Thermodynamic ensemble of Stars instead of molecules If we take an enormous amount of molecules (an ensemble), the laws of statistical thermodynamics become valid: we can use them to make predictions of the macroscopic behavior of the ensemble.
I was thinking, a galaxy has an enormous amount of stars and planets. If we consider them to be particles (in a galactic ensemble, made of stars instead of molecules), then we should be able to use the same laws of statistical thermodynamics as before.
We will be replacing microscopic with astronomic dynamics, to make predictions about how the galaxy behaves.

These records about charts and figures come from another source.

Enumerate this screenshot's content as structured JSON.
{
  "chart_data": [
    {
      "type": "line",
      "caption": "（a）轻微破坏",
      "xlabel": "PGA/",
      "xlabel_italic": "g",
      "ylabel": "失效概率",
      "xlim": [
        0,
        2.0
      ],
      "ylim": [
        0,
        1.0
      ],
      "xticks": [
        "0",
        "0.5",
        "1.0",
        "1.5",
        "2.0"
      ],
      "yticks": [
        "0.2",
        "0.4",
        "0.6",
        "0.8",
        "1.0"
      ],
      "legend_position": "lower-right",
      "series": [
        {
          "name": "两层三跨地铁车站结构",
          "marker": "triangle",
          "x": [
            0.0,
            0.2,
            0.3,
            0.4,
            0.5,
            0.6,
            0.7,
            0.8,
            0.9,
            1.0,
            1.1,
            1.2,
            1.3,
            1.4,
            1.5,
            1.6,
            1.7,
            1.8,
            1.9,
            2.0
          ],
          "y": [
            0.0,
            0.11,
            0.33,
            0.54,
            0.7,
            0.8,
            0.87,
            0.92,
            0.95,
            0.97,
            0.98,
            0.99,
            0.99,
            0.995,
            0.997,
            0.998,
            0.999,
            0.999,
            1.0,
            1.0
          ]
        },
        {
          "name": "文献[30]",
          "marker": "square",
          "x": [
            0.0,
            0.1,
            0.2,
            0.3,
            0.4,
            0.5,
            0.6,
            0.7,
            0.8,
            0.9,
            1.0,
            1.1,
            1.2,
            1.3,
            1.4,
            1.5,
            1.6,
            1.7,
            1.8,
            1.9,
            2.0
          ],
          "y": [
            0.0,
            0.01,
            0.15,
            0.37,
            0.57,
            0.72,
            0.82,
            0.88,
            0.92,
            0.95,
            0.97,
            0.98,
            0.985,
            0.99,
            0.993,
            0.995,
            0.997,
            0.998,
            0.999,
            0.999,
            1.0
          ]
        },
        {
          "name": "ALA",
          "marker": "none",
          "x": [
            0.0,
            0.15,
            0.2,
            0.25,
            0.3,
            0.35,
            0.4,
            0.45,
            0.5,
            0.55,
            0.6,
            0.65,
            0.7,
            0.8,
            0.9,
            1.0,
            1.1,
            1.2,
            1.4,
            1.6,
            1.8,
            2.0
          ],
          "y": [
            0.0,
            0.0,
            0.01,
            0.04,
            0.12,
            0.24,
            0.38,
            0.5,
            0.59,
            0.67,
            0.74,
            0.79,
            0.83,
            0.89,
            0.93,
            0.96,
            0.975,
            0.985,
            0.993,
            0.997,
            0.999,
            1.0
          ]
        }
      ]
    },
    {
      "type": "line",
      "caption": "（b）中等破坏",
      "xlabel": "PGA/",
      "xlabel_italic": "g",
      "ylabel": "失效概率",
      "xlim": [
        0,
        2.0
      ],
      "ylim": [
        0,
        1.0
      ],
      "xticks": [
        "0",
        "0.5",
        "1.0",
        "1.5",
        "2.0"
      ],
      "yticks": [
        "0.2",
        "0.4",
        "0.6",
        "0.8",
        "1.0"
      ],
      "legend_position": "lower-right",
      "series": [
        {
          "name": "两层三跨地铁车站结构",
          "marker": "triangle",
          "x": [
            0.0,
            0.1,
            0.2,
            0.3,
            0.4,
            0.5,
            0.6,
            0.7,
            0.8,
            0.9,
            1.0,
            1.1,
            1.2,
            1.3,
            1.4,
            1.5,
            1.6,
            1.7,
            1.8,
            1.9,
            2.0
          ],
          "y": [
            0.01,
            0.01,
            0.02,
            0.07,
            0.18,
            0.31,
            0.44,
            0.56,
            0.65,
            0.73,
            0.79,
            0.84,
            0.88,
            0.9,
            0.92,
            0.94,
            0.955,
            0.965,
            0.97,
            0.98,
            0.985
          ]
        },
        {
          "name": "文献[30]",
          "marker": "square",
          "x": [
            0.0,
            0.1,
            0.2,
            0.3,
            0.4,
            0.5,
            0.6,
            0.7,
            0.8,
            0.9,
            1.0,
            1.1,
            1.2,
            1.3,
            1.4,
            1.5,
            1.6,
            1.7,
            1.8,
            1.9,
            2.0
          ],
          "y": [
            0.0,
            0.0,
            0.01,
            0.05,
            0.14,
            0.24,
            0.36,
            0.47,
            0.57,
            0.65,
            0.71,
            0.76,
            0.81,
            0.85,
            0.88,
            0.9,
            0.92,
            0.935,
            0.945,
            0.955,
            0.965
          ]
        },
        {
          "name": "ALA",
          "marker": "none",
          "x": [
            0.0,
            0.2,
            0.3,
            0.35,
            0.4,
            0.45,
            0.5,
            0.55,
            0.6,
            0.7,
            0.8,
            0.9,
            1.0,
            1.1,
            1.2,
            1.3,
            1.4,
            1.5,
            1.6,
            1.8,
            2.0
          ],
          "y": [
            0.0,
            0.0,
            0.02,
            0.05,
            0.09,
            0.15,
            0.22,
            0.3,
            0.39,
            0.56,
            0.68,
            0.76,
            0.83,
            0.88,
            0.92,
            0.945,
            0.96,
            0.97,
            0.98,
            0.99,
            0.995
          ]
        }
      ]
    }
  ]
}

We could have analogous versions of temperature, entropy, partition functions, etc. But for a star-gas instead of an oxygen-gas.
Has this model been tried? Could it provide new insight on astronomy?
 A: This question is discussed in section 4.10 of Modern Classical Physics (p.203) by Kip Thorne, where statistical mechanics is used for the description of gravitational systems such as galaxies. It is indeed possible to calculate for instance the entropy of a galaxy, unfortunately it is not possible to calculate any of its (currently) observable properties from thermodynamic extremum principles. This is because galaxies are not close to their equilibrium state.
The non-equilibrium state of galaxies is due to their long thermalization-time: stars undergo very little star-star collisions where momentum transfer can occur. This may be a good thing, as the predicted equilibrium state of a galaxy maximizes entropy by shooting a small fraction of its stars to infinity with the bulk of stars slowing down and collapsing into a black hole. Furthermore this equilibrium state is particular to a galaxy which does not have any interaction with a thermalized bath of stars, which could dramatically change this prediction.
In my opinion this example shows that some information can be gathered from treating star-ensembles with statistical physics tools, but one should be very careful with interpreting the results.